Training a medical practice staff member to serve as a scribe has several benefits, but only if you go about it the right way.

Rather than hiring someone new to take on the role of a scribe, some practices are training their current staff members, such as medical assistants, to take on the role. This approach has several benefits. It enables practices to avoid spending the time and resources associated with recruiting, hiring, and onboarding a new employee; and it provides a career growth opportunity to an established employee.

Keep in mind, however, that if you are asking a staff member to serve as a scribe, you should not expect her to continue fulfilling her prior duties simultaneously, says Carol Stryker, founder of practice management consulting firm Symbiotic Solutions. "If you're going to ask this person to be in the exam room with you the whole time, or to be in the exam room after you leave, then you can't expect them to be turning another room or rooming another patient. It's real tempting to say, 'Oh, she's got a little bit of slack time; let's just have her do this.' They need to understand that if they've got someone who is already being well utilized ... if they're going to give them additional duties, they've got to take some duties away and give them to somebody else."

To determine whether one of your employees will succeed as a scribe, start by compiling a list of the necessary qualifications. This should include:

• Strong spelling, computer, and keyboarding skills;

• Excellent verbal skills;

• A strong understanding of medical terminology (consider looking into online courses if your staff member is lacking in this area); and

• A good relationship with the physician(s) with whom the scribe will be working.

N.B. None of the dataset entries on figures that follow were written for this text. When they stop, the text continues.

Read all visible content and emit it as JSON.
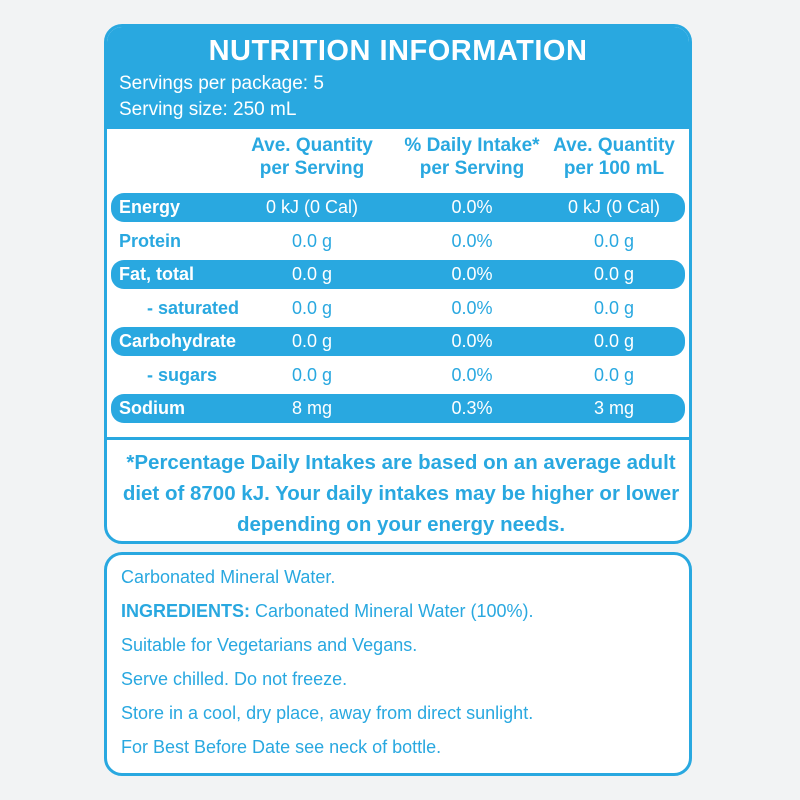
{
  "header": {
    "title": "NUTRITION INFORMATION",
    "servings_per_package": "Servings per package: 5",
    "serving_size": "Serving size: 250 mL"
  },
  "table": {
    "columns": [
      "Ave. Quantity\nper Serving",
      "% Daily Intake*\nper Serving",
      "Ave. Quantity\nper 100 mL"
    ],
    "rows": [
      [
        "Energy",
        "0 kJ (0 Cal)",
        "0.0%",
        "0 kJ (0 Cal)"
      ],
      [
        "Protein",
        "0.0 g",
        "0.0%",
        "0.0 g"
      ],
      [
        "Fat, total",
        "0.0 g",
        "0.0%",
        "0.0 g"
      ],
      [
        "- saturated",
        "0.0 g",
        "0.0%",
        "0.0 g"
      ],
      [
        "Carbohydrate",
        "0.0 g",
        "0.0%",
        "0.0 g"
      ],
      [
        "- sugars",
        "0.0 g",
        "0.0%",
        "0.0 g"
      ],
      [
        "Sodium",
        "8 mg",
        "0.3%",
        "3 mg"
      ]
    ]
  },
  "footnote": "*Percentage Daily Intakes are based on an average adult diet of 8700 kJ. Your daily intakes may be higher or lower depending on your energy needs.",
  "info": {
    "lines": [
      {
        "text": "Carbonated Mineral Water."
      },
      {
        "label": "INGREDIENTS:",
        "text": "Carbonated Mineral Water (100%)."
      },
      {
        "text": "Suitable for Vegetarians and Vegans."
      },
      {
        "text": "Serve chilled. Do not freeze."
      },
      {
        "text": "Store in a cool, dry place, away from direct sunlight."
      },
      {
        "text": "For Best Before Date see neck of bottle."
      }
    ]
  }
}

If one of your employees meets all of your requirements, ask him to shadow the physician with whom he will be working until he gets a good handle on the documentation his role will require, as well as an understanding of the physician's unique preferences and work style, says Cheyenne Brinson, a consultant with KarenZupko & Associates. "The physicians, at the end of the day, are going to want their note to look a certain way and say a certain thing," she says. "[Scribes] are going to have to be able to anticipate what the physician is looking for, so that on the job training becomes very critical, as well as understanding and also anticipating the needs of the physician they are transcribing for."